Lufthansa flights at Frankfurt airport were disrupted © dpa/AFP / Arne Dedert

Frankfurt am Main, Germany, Apr 10 – Tens of thousands of air passengers were stranded Tuesday as workers at airlines Lufthansa and Air France staged strikes that crippled traffic at several major European airports.

Germany’s biggest carrier Lufthansa was forced to cancel 800 out of 1,600 scheduled flights, including 58 long-haul flights.

German public sector workers including ground crew and airport firefighters walked out at 5:00 am with the strike due to last until 6:00 pm (1600 GMT).

Tuesday’s “warning strike” hit Germany’s biggest airport Frankfurt as well as other regional hubs such as Munich, Cologne and Bremen.

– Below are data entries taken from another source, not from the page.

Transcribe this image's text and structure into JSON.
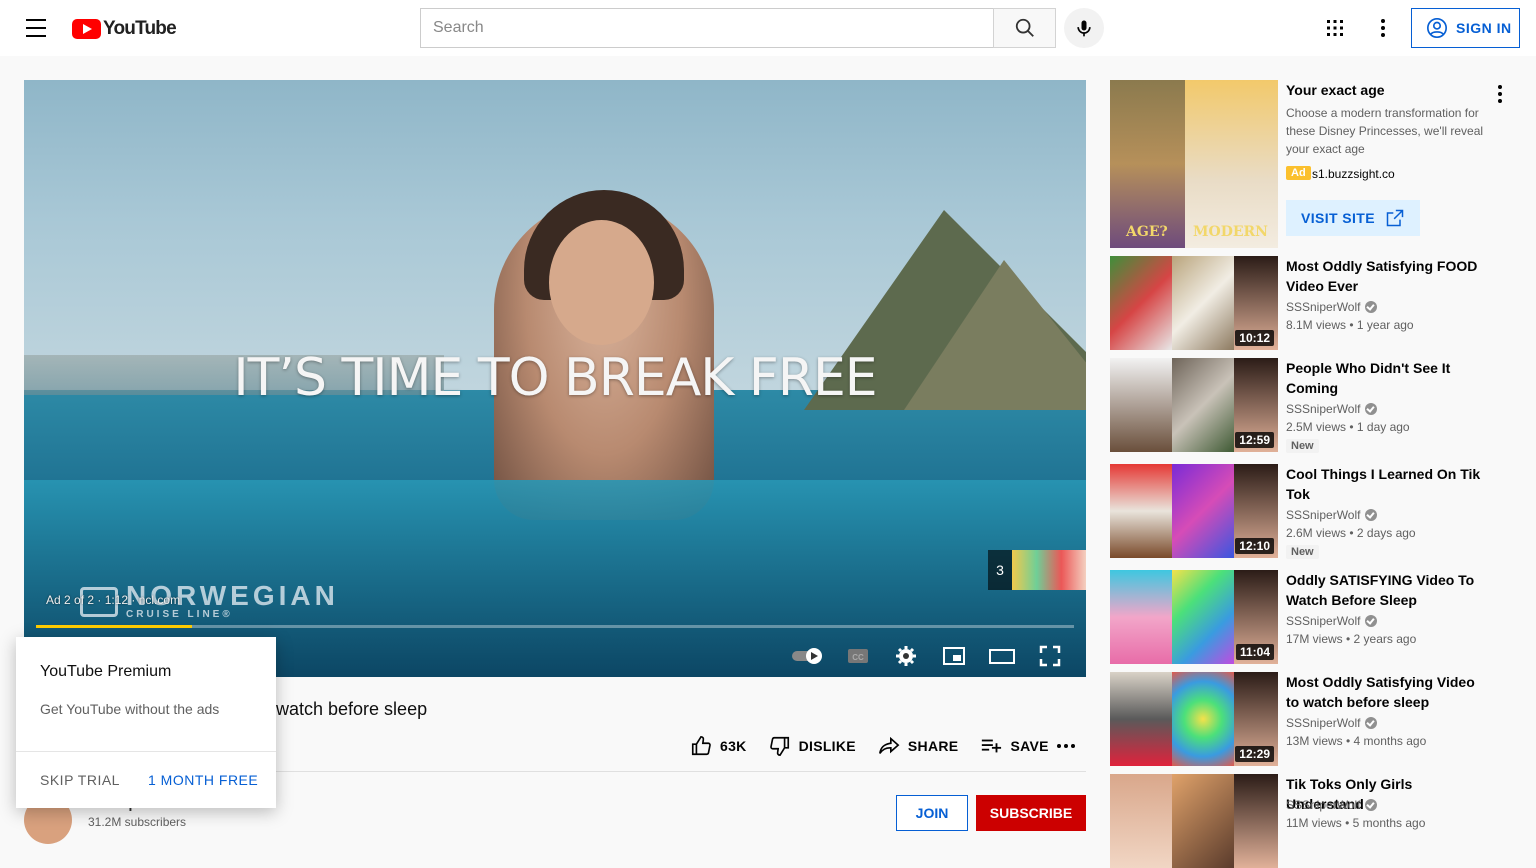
{
  "header": {
    "logo_text": "YouTube",
    "search_placeholder": "Search",
    "signin_label": "SIGN IN"
  },
  "player": {
    "headline": "IT’S TIME TO BREAK FREE",
    "brand_name": "NORWEGIAN",
    "brand_sub": "CRUISE LINE®",
    "ad_info": "Ad 2 of 2 · 1:12 · ncl.com",
    "skip_count": "3",
    "progress_fraction": 0.15
  },
  "video": {
    "title_partial": "watch before sleep",
    "like_count": "63K",
    "dislike_label": "DISLIKE",
    "share_label": "SHARE",
    "save_label": "SAVE",
    "join_label": "JOIN",
    "subscribe_label": "SUBSCRIBE",
    "channel_name": "SSSniperWolf",
    "channel_subs": "31.2M subscribers"
  },
  "premium_popup": {
    "title": "YouTube Premium",
    "subtitle": "Get YouTube without the ads",
    "skip_label": "SKIP TRIAL",
    "free_label": "1 MONTH FREE"
  },
  "sidebar_ad": {
    "title": "Your exact age",
    "description": "Choose a modern transformation for these Disney Princesses, we'll reveal your exact age",
    "badge": "Ad",
    "domain": "s1.buzzsight.co",
    "visit_label": "VISIT SITE",
    "thumb_left_label": "AGE?",
    "thumb_right_label": "MODERN"
  },
  "recommendations": [
    {
      "title": "Most Oddly Satisfying FOOD Video Ever",
      "channel": "SSSniperWolf",
      "meta": "8.1M views • 1 year ago",
      "duration": "10:12",
      "badge": ""
    },
    {
      "title": "People Who Didn't See It Coming",
      "channel": "SSSniperWolf",
      "meta": "2.5M views • 1 day ago",
      "duration": "12:59",
      "badge": "New"
    },
    {
      "title": "Cool Things I Learned On Tik Tok",
      "channel": "SSSniperWolf",
      "meta": "2.6M views • 2 days ago",
      "duration": "12:10",
      "badge": "New"
    },
    {
      "title": "Oddly SATISFYING Video To Watch Before Sleep",
      "channel": "SSSniperWolf",
      "meta": "17M views • 2 years ago",
      "duration": "11:04",
      "badge": ""
    },
    {
      "title": "Most Oddly Satisfying Video to watch before sleep",
      "channel": "SSSniperWolf",
      "meta": "13M views • 4 months ago",
      "duration": "12:29",
      "badge": ""
    },
    {
      "title": "Tik Toks Only Girls Understand",
      "channel": "SSSniperWolf",
      "meta": "11M views • 5 months ago",
      "duration": "",
      "badge": ""
    }
  ],
  "colors": {
    "brand_red": "#ff0000",
    "link_blue": "#065fd4",
    "subscribe_red": "#cc0000",
    "ad_progress": "#ffcc00"
  }
}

Other airports such as Hamburg, Leipzig and Hanover were hit with knock-on effects.

Half of the flights at Munich were delayed or cancelled according to the union Verdi, national news agency DPA reported.

Beyond airports, local transport, kindergartens, rubbish collection and hospitals were also affected, as civil servants walked out to demand a 6.0-percent pay raise for the 2.3 million people working for Germany’s federal, state and local governments.

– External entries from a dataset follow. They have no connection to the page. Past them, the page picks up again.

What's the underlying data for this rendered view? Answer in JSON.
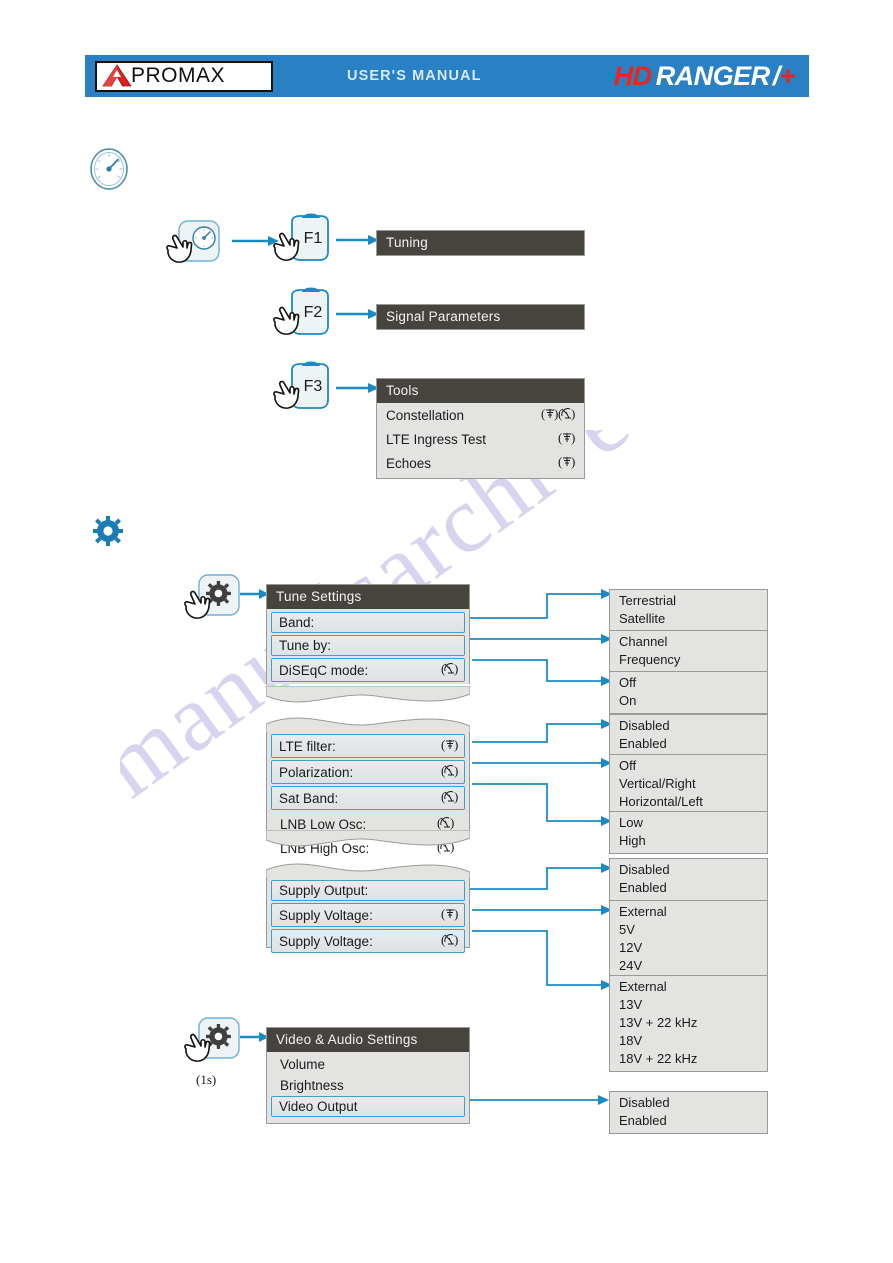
{
  "header": {
    "brand": "PROMAX",
    "manual_label": "USER'S  MANUAL",
    "product_hd": "HD",
    "product_ranger": "RANGER",
    "product_slash": "/",
    "product_plus": "+",
    "bar_color": "#2980c4",
    "accent_red": "#e8251e"
  },
  "section_measure": {
    "icon": "gauge-icon",
    "keys": [
      {
        "key_label": "F1",
        "menu_title": "Tuning",
        "items": []
      },
      {
        "key_label": "F2",
        "menu_title": "Signal Parameters",
        "items": []
      },
      {
        "key_label": "F3",
        "menu_title": "Tools",
        "items": [
          {
            "label": "Constellation",
            "icons": "(ᐁ)( ✶ )",
            "modes": "terrestrial satellite"
          },
          {
            "label": "LTE Ingress Test",
            "icons": "(ᐁ)",
            "modes": "terrestrial"
          },
          {
            "label": "Echoes",
            "icons": "(ᐁ)",
            "modes": "terrestrial"
          }
        ]
      }
    ]
  },
  "section_settings": {
    "icon": "gear-icon",
    "tune_settings": {
      "title": "Tune Settings",
      "rows": [
        {
          "label": "Band:",
          "icons": "",
          "highlighted": true
        },
        {
          "label": "Tune by:",
          "icons": "",
          "highlighted": true
        },
        {
          "label": "DiSEqC mode:",
          "icons": "(sat)",
          "highlighted": true
        }
      ]
    },
    "sheet_two": {
      "rows": [
        {
          "label": "LTE filter:",
          "icons": "(ant)",
          "highlighted": true
        },
        {
          "label": "Polarization:",
          "icons": "(sat)",
          "highlighted": true
        },
        {
          "label": "Sat Band:",
          "icons": "(sat)",
          "highlighted": true
        },
        {
          "label": "LNB Low Osc:",
          "icons": "(sat)",
          "highlighted": false
        },
        {
          "label": "LNB High Osc:",
          "icons": "(sat)",
          "highlighted": false
        }
      ]
    },
    "sheet_three": {
      "rows": [
        {
          "label": "Supply Output:",
          "icons": "",
          "highlighted": true
        },
        {
          "label": "Supply Voltage:",
          "icons": "(ant)",
          "highlighted": true
        },
        {
          "label": "Supply Voltage:",
          "icons": "(sat)",
          "highlighted": true
        }
      ]
    },
    "video_audio": {
      "title": "Video & Audio Settings",
      "hold_note": "(1s)",
      "rows": [
        {
          "label": "Volume",
          "highlighted": false
        },
        {
          "label": "Brightness",
          "highlighted": false
        },
        {
          "label": "Video Output",
          "highlighted": true
        }
      ]
    },
    "option_boxes": [
      {
        "id": "band",
        "items": [
          "Terrestrial",
          "Satellite"
        ]
      },
      {
        "id": "tune-by",
        "items": [
          "Channel",
          "Frequency"
        ]
      },
      {
        "id": "diseqc-mode",
        "items": [
          "Off",
          "On"
        ]
      },
      {
        "id": "lte-filter",
        "items": [
          "Disabled",
          "Enabled"
        ]
      },
      {
        "id": "polarization",
        "items": [
          "Off",
          "Vertical/Right",
          "Horizontal/Left"
        ]
      },
      {
        "id": "sat-band",
        "items": [
          "Low",
          "High"
        ]
      },
      {
        "id": "supply-output",
        "items": [
          "Disabled",
          "Enabled"
        ]
      },
      {
        "id": "supply-voltage-terrestrial",
        "items": [
          "External",
          "5V",
          "12V",
          "24V"
        ]
      },
      {
        "id": "supply-voltage-satellite",
        "items": [
          "External",
          "13V",
          "13V + 22 kHz",
          "18V",
          "18V + 22 kHz"
        ]
      },
      {
        "id": "video-output",
        "items": [
          "Disabled",
          "Enabled"
        ]
      }
    ]
  },
  "watermark": {
    "text": "manualsarchive.com"
  },
  "colors": {
    "menu_header": "#474440",
    "menu_body": "#e3e3e1",
    "connector_blue": "#1b8ac4",
    "highlight_border": "#3f9fd0"
  }
}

Given the country’s economic strength, “when if not now should there be significant pay increases for workers, including those in the public sector?” asked Verdi leader Frank Bsirske in an appearance at Frankfurt airport.

“We’re determined to achieve this.”

But the ADV airport operators’ association accused unions of “lacking all proportionality”, with the strike disrupting tens of thousands of journeys — 90,000 at Lufthansa alone — and costs they said would run into the millions.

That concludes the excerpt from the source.